Угнетало, что и сейчас вроде бы на свободе днём приходилось напяливать ненавистную маску: у меня всё окей! Скинешь её - и только слепой не увидит, что на душе у него паршиво. Ибо, как верно отметила Зиночка, глаза у него » такие…как от большой обиды». Впрочем, и слепой «увидит», по-своему: обострённым слухом.

Вдвойне тяжелее было ещё и от того, что и Зиночка и её бабушка Вера Васильевна с такой теплотой, нежностью относились к нему, точно к родному, и интуитивно чувствуя разлад в его душе, порой с трогательной жалостью посматривали.
Нет не та жалость, что унижает, а та, что сродни любви.
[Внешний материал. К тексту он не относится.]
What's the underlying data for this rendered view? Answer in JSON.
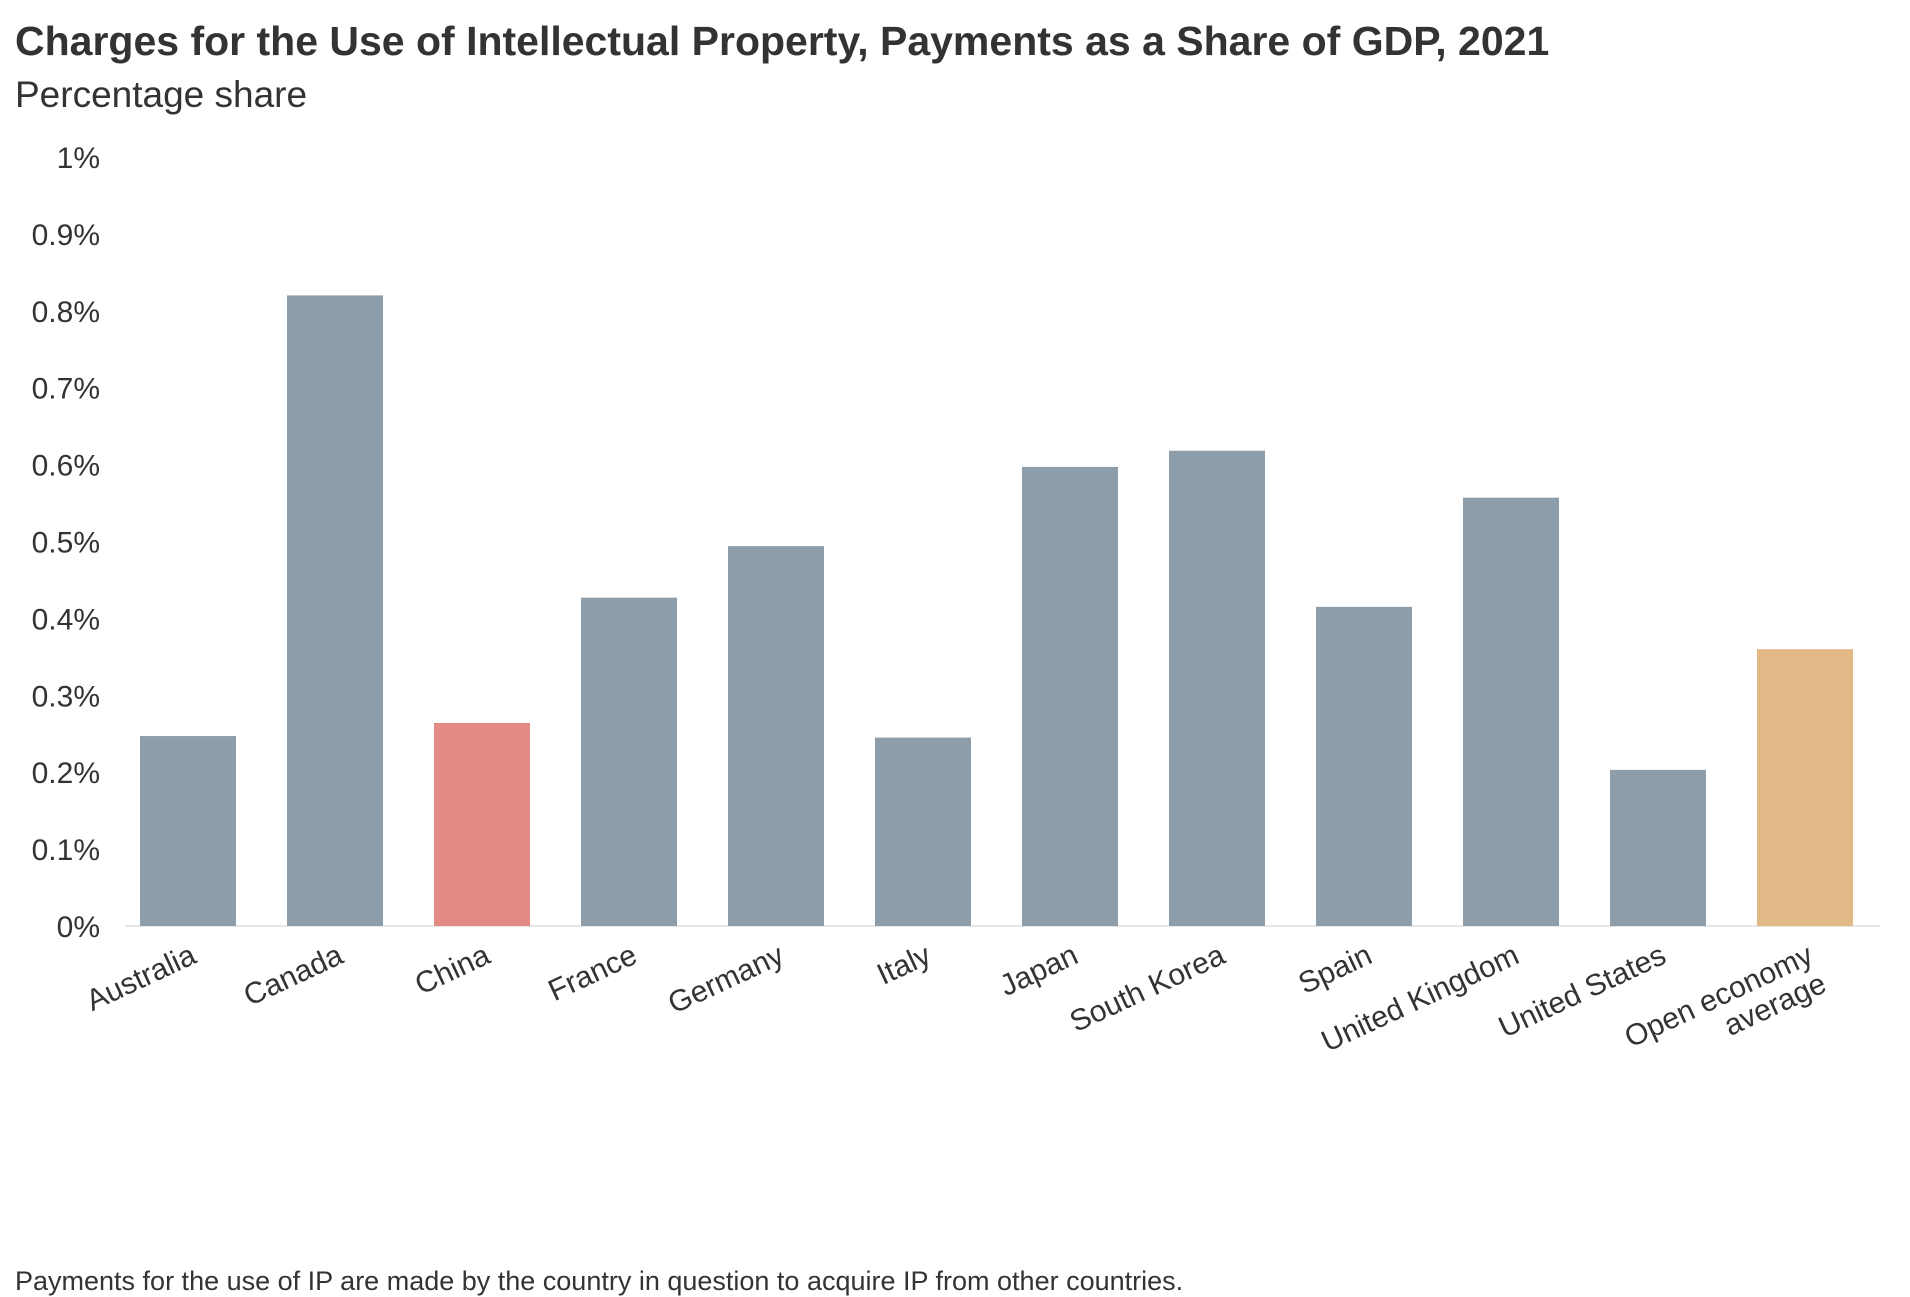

На Руси ведь в прежние времена не знали слово «любить» - было слово «жалеть». Вон даже Зыкина поёт: » В сёлах Рязанщины, в сёлах Смоленщины/ Слово «люблю» непривычно для женщины/ Там, бесконечно и верно любя/ Женщина скажет: »Жалею тебя».

Вера Васильевна была маленькая пухленькая ещё довольно крепкая старушка. Едва Александр увидел её, щемяще заныло в груди: Вера Васильевна напомнила ему родную бабушку. Такое же простое крестьянское лицо, точно умытое добротой, глаза ещё не утратившие голубизны излучали столько тепла и нежности, что хотелось в этом богатстве купаться и купаться.…Как в далёком-далёком детстве.

Это было как любовь с первого взгляда. Вера Васильевна сходу стала звать Александра просто: сынок. И столько вкладывала чувств в это слово, словно Александр был действительно её обожаемый сын. Видимо, как Александру она напомнила бабушку, так он напомнил старой женщине её рано ушедшего из жизни сына. Возможно, по этой причине и Зиночка так легко и быстро потянулась к нему, смяв все преграды. Зиночка очень любила отца и теперь, по всему, нерастраченную любовь изливала на Александра.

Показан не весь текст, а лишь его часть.